Hi, everyone, good morning! Has anyone here ever ...
# deployment-kubernetes
i
Hi, everyone, good morning! Has anyone here ever deployed Dagster on AWS using EKS? If so, is it very straightforward, or are there some gotchas I should pay attention to? And, how did you configured the CI/CD to update the code deployment instead of recreating a new instance of Dagster everytime?
m
We're deploying a hybrid Dagster deployment on EKS, so we're running the agent (and code servers they spawn) but not Dagit / event storage. We're managing everything through Pulumi, and although applying changes is not managed through CI it could in theory be since Pulumi detects what needs to change. In terms of Dagster, it was fairly straightforward. My first time using EKS, so it took a while to figure out what to use (no Fargate because of node startup time, no autoscaler yet). For CI to update code locations, we're just calling the CLI by setting the token in an env var and then calling
dagster-cloud workspace update-code-location
(or whatever it actually is), which will update an existing code location.
❤️ 2
a
We’ve been up and running for over 6 months now, but no gotchas that I remember. We’re running a full deployment. The database is RDS. We used flux to manage our helm installs. This does mean we separate the dagster daemon and user code helm charts, since upgrade them separately. (Does that count as a gotcha?)
❤️ 1
👀 1
d
We have Dagster deployed via Terraform on AWS using EKS. The only gotchas I can recall have been alleviated thanks to issues opened and support in this channel.
❤️ 1
As far as how we update the user code deployment via CI/CD, we set a Terraform Environment Variable in Gitlab-CI after the job builds/tags/pushes, which is then used as the value of the
dagster-user-deployments.deployments[0].image
❤️ 1
i
@Dusty Shapiro, would you mind sharing the Terraform script template that you're using? If it's not a lot of work to delete every private configuration, of course.

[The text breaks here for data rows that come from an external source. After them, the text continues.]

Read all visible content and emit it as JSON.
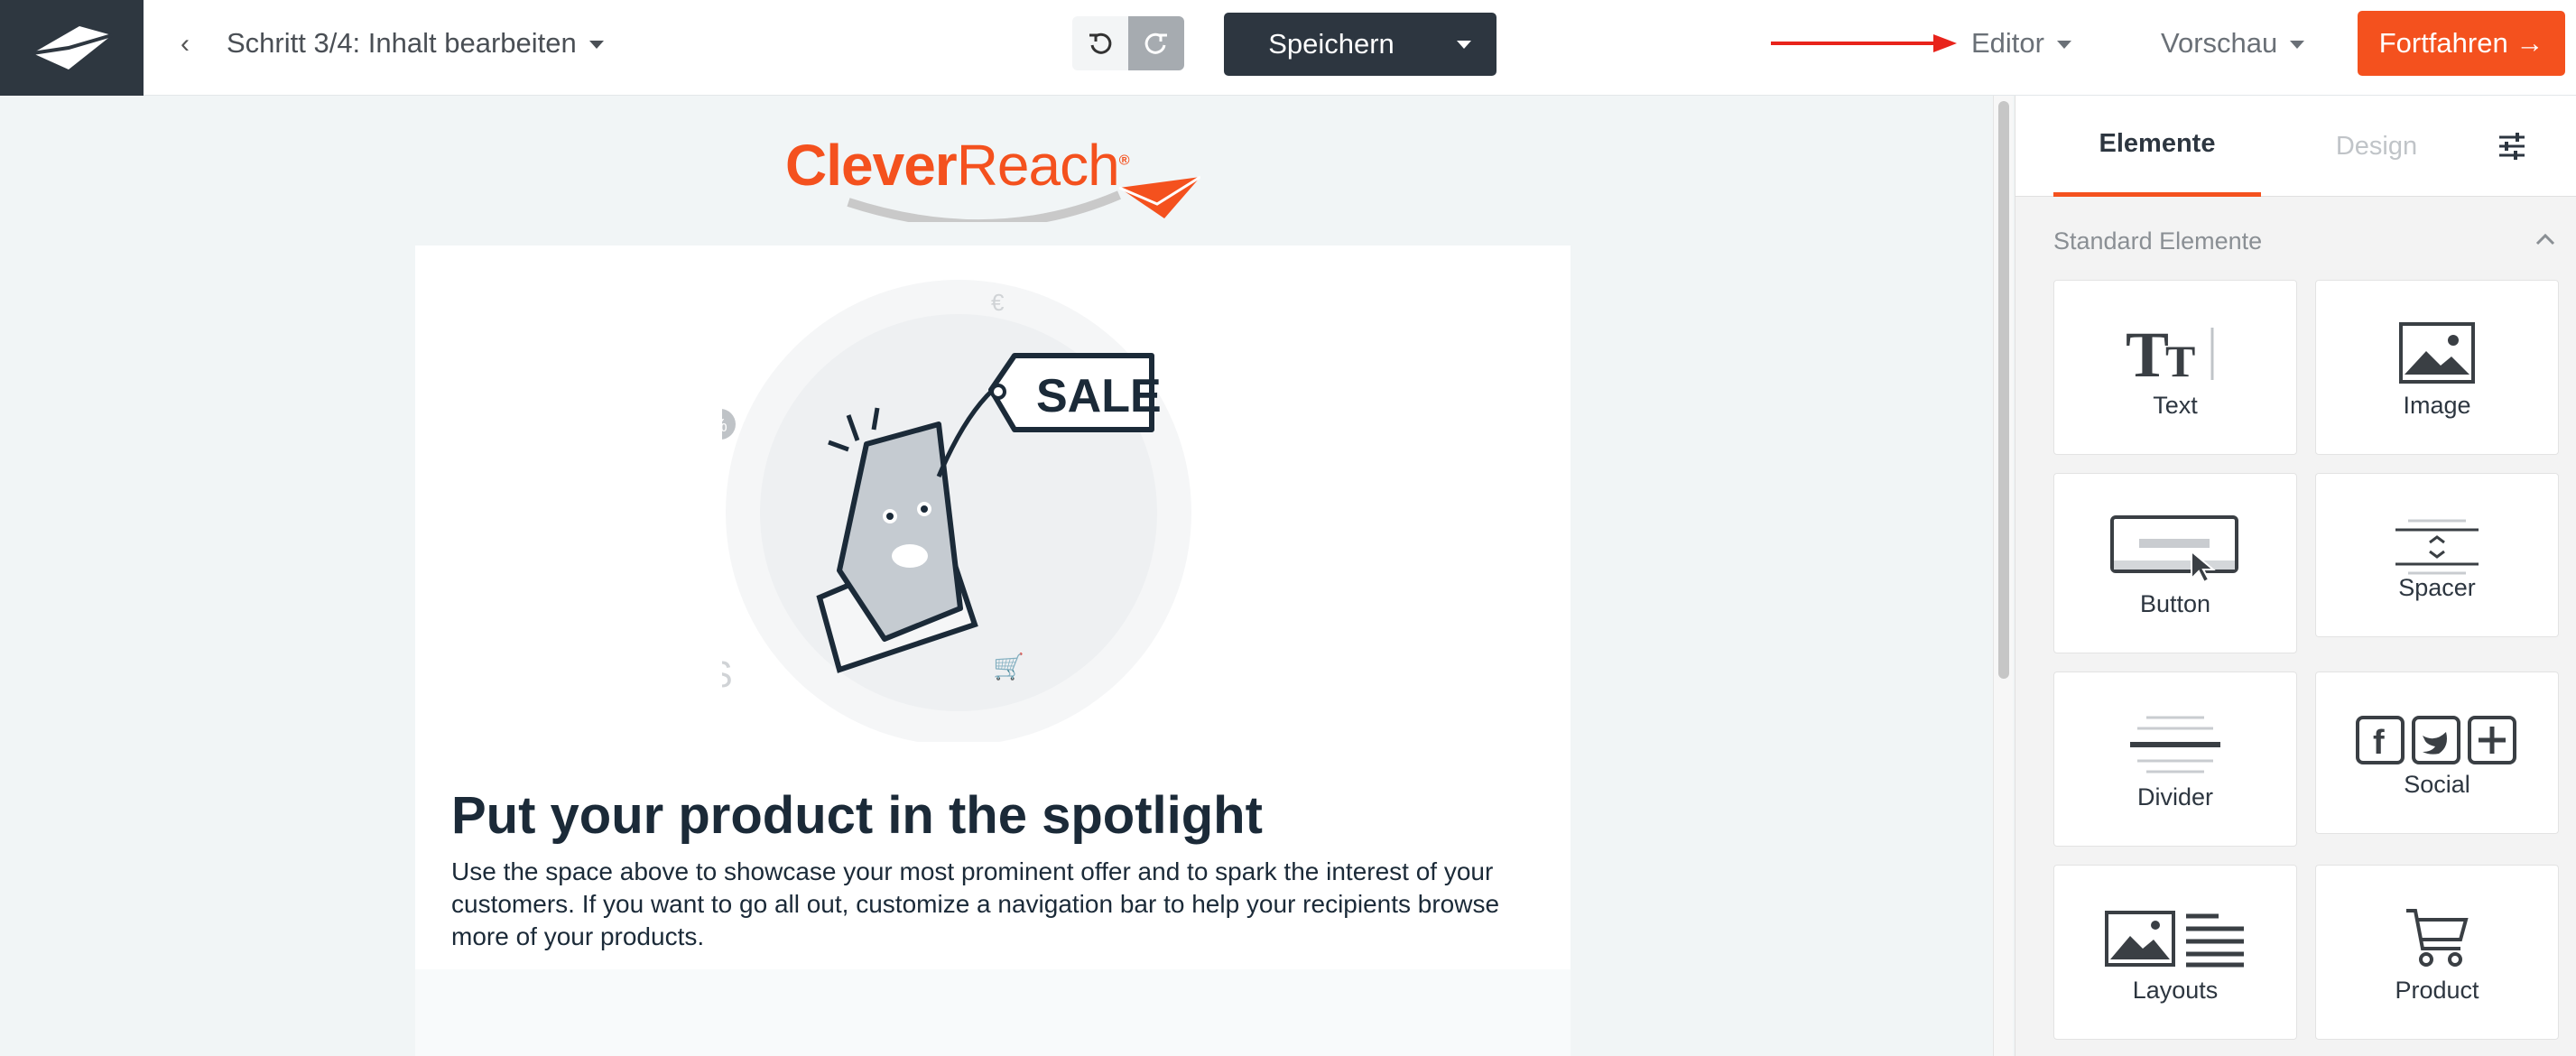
{
  "header": {
    "step_label": "Schritt 3/4: Inhalt bearbeiten",
    "save_label": "Speichern",
    "editor_label": "Editor",
    "preview_label": "Vorschau",
    "proceed_label": "Fortfahren →"
  },
  "brand": {
    "part1": "Clever",
    "part2": "Reach",
    "registered": "®"
  },
  "email": {
    "sale_tag": "SALE",
    "headline": "Put your product in the spotlight",
    "body": "Use the space above to showcase your most prominent offer and to spark the interest of your customers. If you want to go all out, customize a navigation bar to help your recipients browse more of your products."
  },
  "panel": {
    "tabs": [
      {
        "label": "Elemente",
        "active": true
      },
      {
        "label": "Design",
        "active": false
      }
    ],
    "section_title": "Standard Elemente",
    "elements": [
      {
        "label": "Text",
        "icon": "text-icon"
      },
      {
        "label": "Image",
        "icon": "image-icon"
      },
      {
        "label": "Button",
        "icon": "button-icon"
      },
      {
        "label": "Spacer",
        "icon": "spacer-icon"
      },
      {
        "label": "Divider",
        "icon": "divider-icon"
      },
      {
        "label": "Social",
        "icon": "social-icon"
      },
      {
        "label": "Layouts",
        "icon": "layouts-icon"
      },
      {
        "label": "Product",
        "icon": "cart-icon"
      }
    ]
  },
  "colors": {
    "accent": "#f4511e",
    "dark": "#2d3640",
    "arrow": "#e8231b"
  }
}
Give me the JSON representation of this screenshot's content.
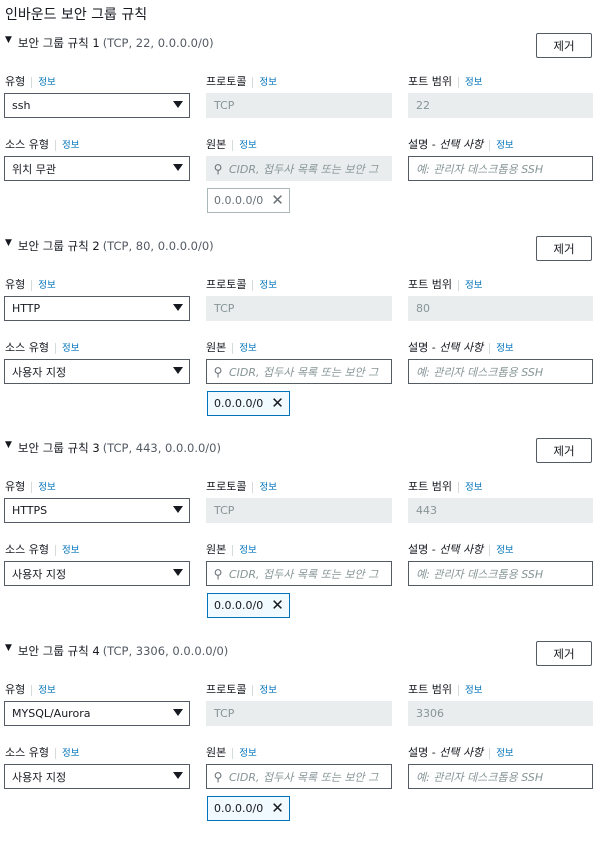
{
  "title": "인바운드 보안 그룹 규칙",
  "labels": {
    "type": "유형",
    "info": "정보",
    "protocol": "프로토콜",
    "port_range": "포트 범위",
    "source_type": "소스 유형",
    "source": "원본",
    "description": "설명 - ",
    "description_optional": "선택 사항",
    "remove": "제거",
    "source_placeholder": "CIDR, 접두사 목록 또는 보안 그",
    "description_placeholder": "예: 관리자 데스크톱용 SSH"
  },
  "rules": [
    {
      "name": "보안 그룹 규칙 1",
      "detail": "(TCP, 22, 0.0.0.0/0)",
      "type": "ssh",
      "protocol": "TCP",
      "port": "22",
      "source_type": "위치 무관",
      "cidr": "0.0.0.0/0"
    },
    {
      "name": "보안 그룹 규칙 2",
      "detail": "(TCP, 80, 0.0.0.0/0)",
      "type": "HTTP",
      "protocol": "TCP",
      "port": "80",
      "source_type": "사용자 지정",
      "cidr": "0.0.0.0/0"
    },
    {
      "name": "보안 그룹 규칙 3",
      "detail": "(TCP, 443, 0.0.0.0/0)",
      "type": "HTTPS",
      "protocol": "TCP",
      "port": "443",
      "source_type": "사용자 지정",
      "cidr": "0.0.0.0/0"
    },
    {
      "name": "보안 그룹 규칙 4",
      "detail": "(TCP, 3306, 0.0.0.0/0)",
      "type": "MYSQL/Aurora",
      "protocol": "TCP",
      "port": "3306",
      "source_type": "사용자 지정",
      "cidr": "0.0.0.0/0"
    }
  ]
}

@Adam Bloom, Thanks for the insight I'll give read at flux documentation to see how it works, my plan is to do the same kind of deployment with user code separated from the rest
@Mark Fickett, Thank for the explanation it can be useful depending on how I'll try to build my own deployment 🙂
a
we managed the main dagster deployment with terraform + helm as well. It's pretty simple:
Copy code
resource "helm_release" "main" {
  name       = "dagster"
  chart      = "dagster"
  repository = "<https://dagster-io.github.io/helm>"

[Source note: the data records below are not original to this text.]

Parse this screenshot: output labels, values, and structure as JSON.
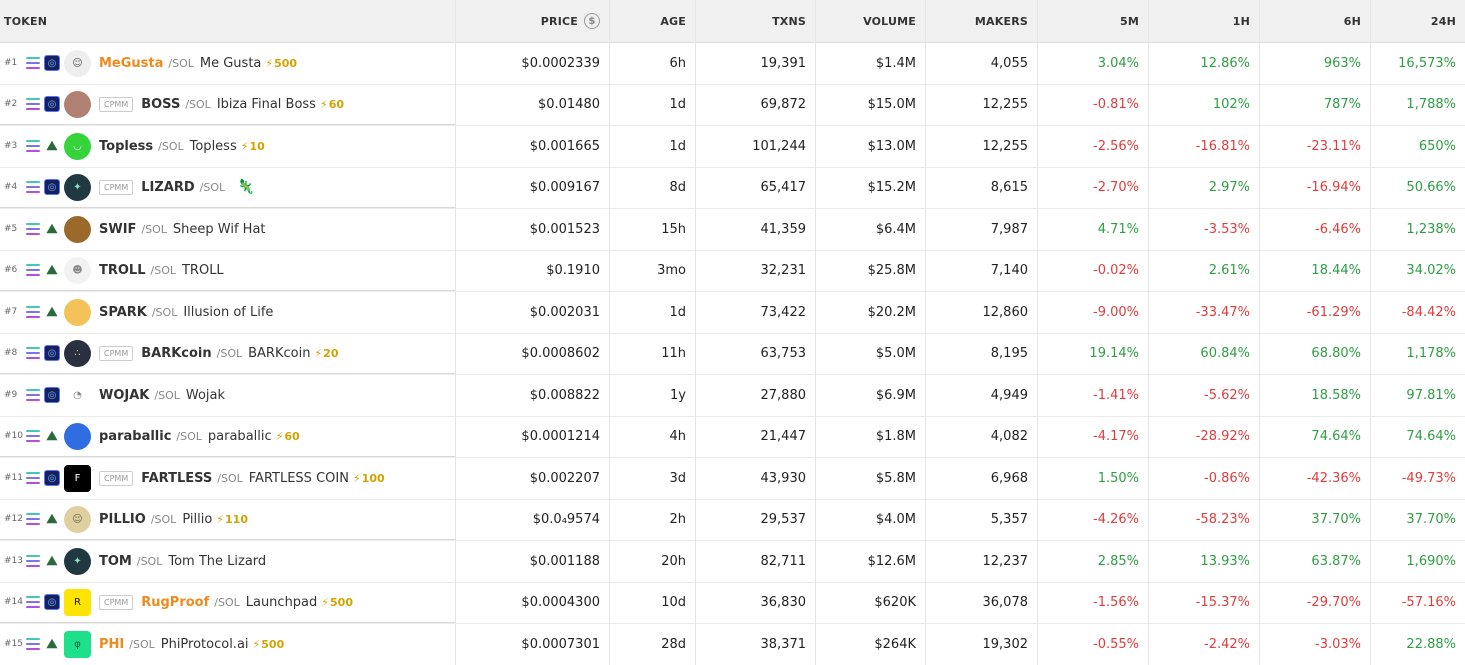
{
  "header": {
    "token": "TOKEN",
    "price": "PRICE",
    "age": "AGE",
    "txns": "TXNS",
    "volume": "VOLUME",
    "makers": "MAKERS",
    "m5": "5M",
    "h1": "1H",
    "h6": "6H",
    "h24": "24H"
  },
  "colors": {
    "positive": "#2e9e44",
    "negative": "#e03c3c",
    "boosted_symbol": "#f08a1c",
    "boost": "#d4a200"
  },
  "rows": [
    {
      "rank": "#1",
      "dex": "raydium-icon",
      "cpmm": "",
      "symbol": "MeGusta",
      "boosted": true,
      "quote": "/SOL",
      "name": "Me Gusta",
      "boost": "500",
      "price": "$0.0002339",
      "age": "6h",
      "txns": "19,391",
      "volume": "$1.4M",
      "makers": "4,055",
      "m5": "3.04%",
      "h1": "12.86%",
      "h6": "963%",
      "h24": "16,573%"
    },
    {
      "rank": "#2",
      "dex": "raydium-icon",
      "cpmm": "CPMM",
      "symbol": "BOSS",
      "boosted": false,
      "quote": "/SOL",
      "name": "Ibiza Final Boss",
      "boost": "60",
      "price": "$0.01480",
      "age": "1d",
      "txns": "69,872",
      "volume": "$15.0M",
      "makers": "12,255",
      "m5": "-0.81%",
      "h1": "102%",
      "h6": "787%",
      "h24": "1,788%"
    },
    {
      "rank": "#3",
      "dex": "mountain-icon",
      "cpmm": "",
      "symbol": "Topless",
      "boosted": false,
      "quote": "/SOL",
      "name": "Topless",
      "boost": "10",
      "price": "$0.001665",
      "age": "1d",
      "txns": "101,244",
      "volume": "$13.0M",
      "makers": "12,255",
      "m5": "-2.56%",
      "h1": "-16.81%",
      "h6": "-23.11%",
      "h24": "650%"
    },
    {
      "rank": "#4",
      "dex": "raydium-icon",
      "cpmm": "CPMM",
      "symbol": "LIZARD",
      "boosted": false,
      "quote": "/SOL",
      "name": "",
      "boost": "",
      "price": "$0.009167",
      "age": "8d",
      "txns": "65,417",
      "volume": "$15.2M",
      "makers": "8,615",
      "m5": "-2.70%",
      "h1": "2.97%",
      "h6": "-16.94%",
      "h24": "50.66%"
    },
    {
      "rank": "#5",
      "dex": "mountain-icon",
      "cpmm": "",
      "symbol": "SWIF",
      "boosted": false,
      "quote": "/SOL",
      "name": "Sheep Wif Hat",
      "boost": "",
      "price": "$0.001523",
      "age": "15h",
      "txns": "41,359",
      "volume": "$6.4M",
      "makers": "7,987",
      "m5": "4.71%",
      "h1": "-3.53%",
      "h6": "-6.46%",
      "h24": "1,238%"
    },
    {
      "rank": "#6",
      "dex": "mountain-icon",
      "cpmm": "",
      "symbol": "TROLL",
      "boosted": false,
      "quote": "/SOL",
      "name": "TROLL",
      "boost": "",
      "price": "$0.1910",
      "age": "3mo",
      "txns": "32,231",
      "volume": "$25.8M",
      "makers": "7,140",
      "m5": "-0.02%",
      "h1": "2.61%",
      "h6": "18.44%",
      "h24": "34.02%"
    },
    {
      "rank": "#7",
      "dex": "mountain-icon",
      "cpmm": "",
      "symbol": "SPARK",
      "boosted": false,
      "quote": "/SOL",
      "name": "Illusion of Life",
      "boost": "",
      "price": "$0.002031",
      "age": "1d",
      "txns": "73,422",
      "volume": "$20.2M",
      "makers": "12,860",
      "m5": "-9.00%",
      "h1": "-33.47%",
      "h6": "-61.29%",
      "h24": "-84.42%"
    },
    {
      "rank": "#8",
      "dex": "raydium-icon",
      "cpmm": "CPMM",
      "symbol": "BARKcoin",
      "boosted": false,
      "quote": "/SOL",
      "name": "BARKcoin",
      "boost": "20",
      "price": "$0.0008602",
      "age": "11h",
      "txns": "63,753",
      "volume": "$5.0M",
      "makers": "8,195",
      "m5": "19.14%",
      "h1": "60.84%",
      "h6": "68.80%",
      "h24": "1,178%"
    },
    {
      "rank": "#9",
      "dex": "raydium-icon",
      "cpmm": "",
      "symbol": "WOJAK",
      "boosted": false,
      "quote": "/SOL",
      "name": "Wojak",
      "boost": "",
      "price": "$0.008822",
      "age": "1y",
      "txns": "27,880",
      "volume": "$6.9M",
      "makers": "4,949",
      "m5": "-1.41%",
      "h1": "-5.62%",
      "h6": "18.58%",
      "h24": "97.81%"
    },
    {
      "rank": "#10",
      "dex": "mountain-icon",
      "cpmm": "",
      "symbol": "paraballic",
      "boosted": false,
      "quote": "/SOL",
      "name": "paraballic",
      "boost": "60",
      "price": "$0.0001214",
      "age": "4h",
      "txns": "21,447",
      "volume": "$1.8M",
      "makers": "4,082",
      "m5": "-4.17%",
      "h1": "-28.92%",
      "h6": "74.64%",
      "h24": "74.64%"
    },
    {
      "rank": "#11",
      "dex": "raydium-icon",
      "cpmm": "CPMM",
      "symbol": "FARTLESS",
      "boosted": false,
      "quote": "/SOL",
      "name": "FARTLESS COIN",
      "boost": "100",
      "price": "$0.002207",
      "age": "3d",
      "txns": "43,930",
      "volume": "$5.8M",
      "makers": "6,968",
      "m5": "1.50%",
      "h1": "-0.86%",
      "h6": "-42.36%",
      "h24": "-49.73%"
    },
    {
      "rank": "#12",
      "dex": "mountain-icon",
      "cpmm": "",
      "symbol": "PILLIO",
      "boosted": false,
      "quote": "/SOL",
      "name": "Pillio",
      "boost": "110",
      "price": "$0.0₄9574",
      "age": "2h",
      "txns": "29,537",
      "volume": "$4.0M",
      "makers": "5,357",
      "m5": "-4.26%",
      "h1": "-58.23%",
      "h6": "37.70%",
      "h24": "37.70%"
    },
    {
      "rank": "#13",
      "dex": "mountain-icon",
      "cpmm": "",
      "symbol": "TOM",
      "boosted": false,
      "quote": "/SOL",
      "name": "Tom The Lizard",
      "boost": "",
      "price": "$0.001188",
      "age": "20h",
      "txns": "82,711",
      "volume": "$12.6M",
      "makers": "12,237",
      "m5": "2.85%",
      "h1": "13.93%",
      "h6": "63.87%",
      "h24": "1,690%"
    },
    {
      "rank": "#14",
      "dex": "raydium-icon",
      "cpmm": "CPMM",
      "symbol": "RugProof",
      "boosted": true,
      "quote": "/SOL",
      "name": "Launchpad",
      "boost": "500",
      "price": "$0.0004300",
      "age": "10d",
      "txns": "36,830",
      "volume": "$620K",
      "makers": "36,078",
      "m5": "-1.56%",
      "h1": "-15.37%",
      "h6": "-29.70%",
      "h24": "-57.16%"
    },
    {
      "rank": "#15",
      "dex": "mountain-icon",
      "cpmm": "",
      "symbol": "PHI",
      "boosted": true,
      "quote": "/SOL",
      "name": "PhiProtocol.ai",
      "boost": "500",
      "price": "$0.0007301",
      "age": "28d",
      "txns": "38,371",
      "volume": "$264K",
      "makers": "19,302",
      "m5": "-0.55%",
      "h1": "-2.42%",
      "h6": "-3.03%",
      "h24": "22.88%"
    }
  ]
}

  namespace  = local.namespace
  version    = var.helm_version

  values = [
    templatefile("${path.module}/templates/values.yaml", {
      user_code_image   = aws_ecr_repository.user_code.repository_url,
      rds_endpoint      = var.rds_endpoint,
      rds_username      = local.rds_username
      rds_password      = random_password.dagster.result
      rds_database      = local.rds_database
      log_bucket_name   = var.log_bucket_name
      log_bucket_domain = var.log_bucket_domain
    })
  ]

  depends_on = [
    kubernetes_namespace.dagster,
    kubernetes_secret.docker_secrets,
    kubernetes_secret.user_code_secrets
  ]
}
in your values.yaml, there's some special config needed to separate the user code deployments:
Copy code
dagster-user-deployments:
  enabled: true
  enableSubchart: false
❤️ 1
m
@Mark Fickett We’re starting to try out a hybrid deployment and are also thinking about using Pulumi to spin everything up. Do you have any templates for this you’d be willing to share?
m
I left a chunk of what I'm using for our EKS cluster as an answer on this SO question: https://stackoverflow.com/questions/75023584/how-can-you-make-kubernetes-gracefully-handle-excessive-memory-usage-instead-of . I don't think I have bandwidth to pull out other examples unfortunately (takes some time to pick out what has internal details etc from what's generic).
❤️ 1
m
That’s a great starting point, thanks!